1A figure of speech in which an abstract thing is personified.
- ‘To stress apostrophe, personification, prosopopoeia, and hyperbole is to join the theorists who through the ages have emphasized what distinguishes the lyric from other speech acts, what makes it the most literary of forms.’
- ‘In the short stories, disease and illness are deployed as prosopopoeia, the cruelly indifferent natural forces that control life and death.’
- ‘That Johnson includes extended prosopopoeia in his periodical so as to ‘instruct by pleasing’ may seem too unremarkable to mention, let alone to require discussion.’
- ‘‘Putting on of a face’ leads only to another mask, another prosopopoeia, so that the self is endlessly dislocated backwards in a process of cultural archaeology until he uncovers the archetypal figure of Natural Man.’
- ‘Thus, when he contemplates the human condition, Johnson turns naturally to prosopopoeia, and much of the grandeur of his prose derives from his frequent recourse to this kind of figurative language.’
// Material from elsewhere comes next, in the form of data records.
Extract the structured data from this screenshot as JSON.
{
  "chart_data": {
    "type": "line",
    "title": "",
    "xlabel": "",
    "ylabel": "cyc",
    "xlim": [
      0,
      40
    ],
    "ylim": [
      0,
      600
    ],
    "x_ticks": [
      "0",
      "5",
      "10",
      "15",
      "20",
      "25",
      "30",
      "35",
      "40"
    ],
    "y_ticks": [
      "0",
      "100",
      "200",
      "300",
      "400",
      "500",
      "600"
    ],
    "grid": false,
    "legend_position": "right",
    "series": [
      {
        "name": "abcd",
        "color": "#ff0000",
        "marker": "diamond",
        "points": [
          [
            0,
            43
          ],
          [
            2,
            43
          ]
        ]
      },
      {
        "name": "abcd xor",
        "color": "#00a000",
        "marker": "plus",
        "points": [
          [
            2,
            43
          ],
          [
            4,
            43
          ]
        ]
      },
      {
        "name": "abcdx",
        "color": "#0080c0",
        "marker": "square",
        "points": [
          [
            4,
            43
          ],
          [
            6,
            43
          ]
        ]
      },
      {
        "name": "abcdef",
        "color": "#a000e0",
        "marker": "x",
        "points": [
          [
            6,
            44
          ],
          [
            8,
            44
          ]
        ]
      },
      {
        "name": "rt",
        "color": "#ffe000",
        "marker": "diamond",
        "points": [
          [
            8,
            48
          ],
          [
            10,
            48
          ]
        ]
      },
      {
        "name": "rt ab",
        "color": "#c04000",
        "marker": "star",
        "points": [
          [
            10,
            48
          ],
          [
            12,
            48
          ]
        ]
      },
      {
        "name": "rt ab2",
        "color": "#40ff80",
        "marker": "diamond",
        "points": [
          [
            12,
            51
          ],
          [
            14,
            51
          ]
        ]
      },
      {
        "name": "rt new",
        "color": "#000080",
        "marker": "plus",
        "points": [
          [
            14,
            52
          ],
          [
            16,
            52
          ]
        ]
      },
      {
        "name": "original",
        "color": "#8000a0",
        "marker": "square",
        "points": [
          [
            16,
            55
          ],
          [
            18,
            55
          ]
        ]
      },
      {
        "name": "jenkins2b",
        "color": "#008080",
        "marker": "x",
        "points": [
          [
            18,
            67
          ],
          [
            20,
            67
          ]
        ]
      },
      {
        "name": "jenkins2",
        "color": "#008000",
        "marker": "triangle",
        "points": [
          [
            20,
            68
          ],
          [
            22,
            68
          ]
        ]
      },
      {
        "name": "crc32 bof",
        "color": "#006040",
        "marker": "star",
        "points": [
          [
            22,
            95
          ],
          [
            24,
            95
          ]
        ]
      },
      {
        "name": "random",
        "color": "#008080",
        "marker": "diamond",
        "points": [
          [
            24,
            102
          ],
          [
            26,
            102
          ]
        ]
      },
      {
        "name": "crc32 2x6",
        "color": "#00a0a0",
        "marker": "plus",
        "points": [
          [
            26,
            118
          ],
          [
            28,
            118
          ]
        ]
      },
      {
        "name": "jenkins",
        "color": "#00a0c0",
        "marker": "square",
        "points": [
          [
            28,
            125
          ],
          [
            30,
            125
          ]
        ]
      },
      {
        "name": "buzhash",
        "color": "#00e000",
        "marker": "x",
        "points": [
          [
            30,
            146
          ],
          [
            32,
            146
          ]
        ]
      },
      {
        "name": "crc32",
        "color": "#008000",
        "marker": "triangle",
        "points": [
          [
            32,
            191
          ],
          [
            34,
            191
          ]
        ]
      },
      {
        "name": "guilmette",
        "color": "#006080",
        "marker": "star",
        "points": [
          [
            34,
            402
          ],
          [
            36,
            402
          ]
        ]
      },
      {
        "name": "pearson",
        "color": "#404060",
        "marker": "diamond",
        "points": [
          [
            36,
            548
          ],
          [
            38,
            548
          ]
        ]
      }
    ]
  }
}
2A figure of speech in which an imagined, absent, or dead person or thing is represented as speaking.
- ‘Can one not wager that it is Agnes ‘herself’ come to voice, and the cry the resuscitated irruptive voice of the dead, a true, unexpected prosopopoeia?’
- ‘These stories exercise a powerful hold upon the imagination, even though prosopopoeia plays a role in the visions not markedly different from its role in the genealogies.’
- ‘The paradoxes of citation and prosopopoeia (speaking for/as others) common to the virtuoso and to the writer are threads that run through chapters six through eight.’
- ‘Critics also tend to regard the play's action as prompted by an act of prosopopoeia: an old man remembers and his memories somehow conjure the images or the spirits of the dead.’
Mid 16th century via Latin from Greek prosōpopoiia, from prosōpon ‘person’ + poiein ‘to make’.